Given that only an acute experimental design was employed, no data were obtained on the accumulation of nanocomposites in various organs during prolonged use, particularly within the excretory system. This consideration is especially critical in the context of chronic wound treatment, where therapeutic interventions may extend over weeks or even months.

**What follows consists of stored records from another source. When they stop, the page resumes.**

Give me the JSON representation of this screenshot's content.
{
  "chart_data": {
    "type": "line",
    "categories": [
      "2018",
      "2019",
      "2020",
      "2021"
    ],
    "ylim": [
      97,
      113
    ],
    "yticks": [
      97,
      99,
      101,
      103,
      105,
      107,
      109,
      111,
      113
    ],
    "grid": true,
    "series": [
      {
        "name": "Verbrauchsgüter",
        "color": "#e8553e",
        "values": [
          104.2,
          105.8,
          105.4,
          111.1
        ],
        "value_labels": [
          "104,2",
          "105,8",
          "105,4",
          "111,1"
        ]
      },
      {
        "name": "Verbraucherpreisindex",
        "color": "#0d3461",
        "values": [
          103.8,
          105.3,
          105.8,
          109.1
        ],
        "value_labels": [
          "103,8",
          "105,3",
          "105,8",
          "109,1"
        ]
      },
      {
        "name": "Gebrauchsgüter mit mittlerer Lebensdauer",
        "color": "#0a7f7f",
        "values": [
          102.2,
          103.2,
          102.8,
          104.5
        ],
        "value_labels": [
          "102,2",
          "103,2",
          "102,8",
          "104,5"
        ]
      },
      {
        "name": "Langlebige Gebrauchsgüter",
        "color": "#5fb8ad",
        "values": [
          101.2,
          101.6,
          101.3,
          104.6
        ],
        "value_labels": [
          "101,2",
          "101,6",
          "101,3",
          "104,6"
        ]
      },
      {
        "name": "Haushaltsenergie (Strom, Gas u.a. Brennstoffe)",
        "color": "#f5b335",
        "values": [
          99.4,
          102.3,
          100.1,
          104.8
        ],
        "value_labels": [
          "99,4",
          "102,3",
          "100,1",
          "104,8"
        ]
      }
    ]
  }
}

Skin is an elastic organ that underlies the ability to move freely during physical activity. This study highlights the physiological nature of skin regeneration within the wound area, without the formation of scar-specific histological structures. However, these observations were limited to the acute phase. Data on the tensile strength of regenerated skin and the presence or absence of scar formation over the long term have not yet been obtained and remain the focus of ongoing research. Although any cosmetic defect at the regeneration site may be of minor concern to general surgeons, it holds greater relevance for specialists in aesthetic and plastic surgery.

In light of these considerations, the authors have not initiated clinical trials at this stage because of concerns regarding potential toxicity or other adverse effects. Therefore, the conclusions drawn are deliberately cautious. Clinical testing of the nanocomposites is scheduled to begin within a year, contingent upon the successful completion of the aforementioned studies verifying the safety and efficacy of the nanoceria-collagen composite. If these results are favorable, the developed composites may represent a significant advancement among current wound-healing agents.